You can use putdocx collect to export your table if you are using putdocx to create a larger Word document.

You can also export tables to Excel, HTML, LaTeX, Markdown, PDF, Stata SMCL, and plain text.

Save and use your styles and labels

Once we are happy with the look of our table, we can save the style and labels and reuse them for other tables. We can use collect label save and collect style save to save our labels and styles, respectively.

. collect label save MyLogitLabels, replace
(labels from mytable saved to file MyLogitLabels.stjson)

. collect style save MyLogitStyle, replace         
(style from mytable saved to file MyLogitStyle.stjson)

Then we can open another dataset and apply our styles and labels to another model.

. webuse lbw, clear
(Hosmer & Lemeshow data)

. collect style use MyLogitStyle, replace layout
(dimension colname not found)
(dimension result not found)

Collection: mytable
      Rows: colname
   Columns: result[_r_b _r_se _r_z _r_p _r_ci]

. collect label use MyLogitLabels, replace

. quietly collect: logistic low age i.smoke i.race ht ui

. collect preview

OR SE z p-value 95% CI
Age (years) 0.97 0.03 -0.90 0.3705 [0.91, 1.04] Smoked during pregnancy Smoker 2.93 1.12 2.81 0.0049 [1.39, 6.20] Race Black 2.71 1.36 1.99 0.0468 [1.01, 7.26] Other 2.83 1.18 2.48 0.0130 [1.24, 6.41] Has history of hypertension 3.87 2.43 2.16 0.0309 [1.13,13.25] Presence, uterine irritability 2.66 1.17 2.22 0.0267 [1.12, 6.32] Intercept 0.26 0.24 -1.48 0.1376 [0.04, 1.54]

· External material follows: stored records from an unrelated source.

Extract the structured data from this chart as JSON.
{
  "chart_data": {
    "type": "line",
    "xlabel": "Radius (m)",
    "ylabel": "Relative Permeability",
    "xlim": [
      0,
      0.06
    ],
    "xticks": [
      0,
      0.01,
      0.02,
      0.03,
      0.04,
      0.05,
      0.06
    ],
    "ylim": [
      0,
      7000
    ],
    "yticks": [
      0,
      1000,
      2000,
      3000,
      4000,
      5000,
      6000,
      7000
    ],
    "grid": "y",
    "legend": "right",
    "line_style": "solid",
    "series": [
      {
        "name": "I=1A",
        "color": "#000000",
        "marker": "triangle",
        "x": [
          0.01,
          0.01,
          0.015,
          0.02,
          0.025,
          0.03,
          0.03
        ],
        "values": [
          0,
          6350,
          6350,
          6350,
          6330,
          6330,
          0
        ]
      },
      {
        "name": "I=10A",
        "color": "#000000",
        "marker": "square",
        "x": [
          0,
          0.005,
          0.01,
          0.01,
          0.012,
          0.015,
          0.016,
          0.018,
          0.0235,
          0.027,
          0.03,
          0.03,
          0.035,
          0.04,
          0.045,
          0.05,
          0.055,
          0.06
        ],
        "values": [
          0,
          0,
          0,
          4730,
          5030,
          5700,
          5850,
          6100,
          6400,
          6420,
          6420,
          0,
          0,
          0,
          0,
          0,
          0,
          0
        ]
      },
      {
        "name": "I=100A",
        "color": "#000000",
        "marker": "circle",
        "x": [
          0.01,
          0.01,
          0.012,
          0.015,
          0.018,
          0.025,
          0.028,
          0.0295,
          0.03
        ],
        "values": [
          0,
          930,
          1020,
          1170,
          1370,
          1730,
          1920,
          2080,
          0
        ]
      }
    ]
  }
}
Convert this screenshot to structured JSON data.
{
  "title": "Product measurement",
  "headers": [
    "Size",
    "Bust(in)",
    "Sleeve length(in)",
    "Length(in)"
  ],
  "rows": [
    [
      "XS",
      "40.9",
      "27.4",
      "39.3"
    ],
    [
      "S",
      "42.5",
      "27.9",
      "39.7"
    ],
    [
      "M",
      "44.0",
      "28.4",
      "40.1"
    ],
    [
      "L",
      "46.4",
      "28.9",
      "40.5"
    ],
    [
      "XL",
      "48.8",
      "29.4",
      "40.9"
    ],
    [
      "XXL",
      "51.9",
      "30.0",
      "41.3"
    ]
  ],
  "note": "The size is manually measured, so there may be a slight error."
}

We can see that row and column layout, numeric formats, alignment, treatment of factor variables, and labels are automatically applied from the saved style and label files.

Conclusion

Customizable tables in Stata 17 will help you streamline your workflow and speed up document production. You can save custom styles for different journals or reporting agencies and reformat large documents quickly and easily. And here we have barely scratched the surface of the power and flexibility of customizable tables in Stata 17.

The new Customizable Tables and Collected Results Reference Manual includes examples that show you how to create a "classic table 1", create a table of t-test results, compare the results of several regression models, and much more. We have also added videos to the Stata YouTube Channel that show you how to use the table dialog box and the Tables Builder. And we will be adding posts about customizable tables to the Stata Blog soon.